Using public health awareness programmes and education, it highlights various haemoglobinopathies. The guidelines include the creation of a national registry to plan future patient services. The registry will also collect useful data, such as the location of patients to identify areas of high concentration, ethnicity or other characteristics, age distribution, records of deaths and their cause.
Shobha Tuli, president of the Federation of Indian Thalassaemics, who contributed to the policy, said it was a big step to prevent haemoglobinopathies.
‘Provide all drugs’
“Since not more than 20% of patients can afford treatment, the government should ensure that all patients get it free. Such free treatment is given in States such as Rajasthan, Uttar Pradesh, West Bengal, Odisha and Karnataka besides Delhi, and others should follow suit. All chelation drugs should be made available free because one drug does not suit all,” she said.

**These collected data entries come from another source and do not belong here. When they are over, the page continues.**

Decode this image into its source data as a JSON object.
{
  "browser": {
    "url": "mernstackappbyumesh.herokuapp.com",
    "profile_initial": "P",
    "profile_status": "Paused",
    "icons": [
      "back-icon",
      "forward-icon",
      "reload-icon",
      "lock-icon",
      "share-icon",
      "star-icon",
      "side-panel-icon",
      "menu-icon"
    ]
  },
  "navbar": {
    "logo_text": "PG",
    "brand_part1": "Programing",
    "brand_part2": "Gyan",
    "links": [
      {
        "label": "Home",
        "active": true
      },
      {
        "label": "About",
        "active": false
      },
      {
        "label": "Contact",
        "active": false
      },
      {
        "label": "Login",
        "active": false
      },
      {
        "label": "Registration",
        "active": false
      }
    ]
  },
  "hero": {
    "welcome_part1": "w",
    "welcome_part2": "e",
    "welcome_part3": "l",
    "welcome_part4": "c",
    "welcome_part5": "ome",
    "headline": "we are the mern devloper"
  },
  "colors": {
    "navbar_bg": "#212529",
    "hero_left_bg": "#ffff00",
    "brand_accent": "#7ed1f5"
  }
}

The policy, however, makes no reference to carrier testing for relatives of patients.
Namitha A. Kumar from the Centre for Health Ecologies and Technology (CHET), who is also living with Thalassaemia said people with the genetic disorder unknowingly pass it on to their children, as preventive checks are not the norm in India.
“In Pakistan, a law making carrier testing compulsory for relatives of Thalassaemia patients was passed in February. A similar system is in place in Dubai, Abu Dhabi and Saudi Arabia. I wish it could be made compulsory here too,” she said.
Cecil Reuben Ross, Head of the Department of Medicine and Haematology in St. John’s Medical College Hospital, hailed the policy but said testing had to be voluntary.
“There is more awareness about the condition now, especially after the Indian Council of Medical Research took up screening of 50,000 antenatal mothers and 50,000 college students a few years ago. “Testing cannot be made compulsory and people should opt for it. A concerted effort by people as well as government will help ,” Dr. Ross said.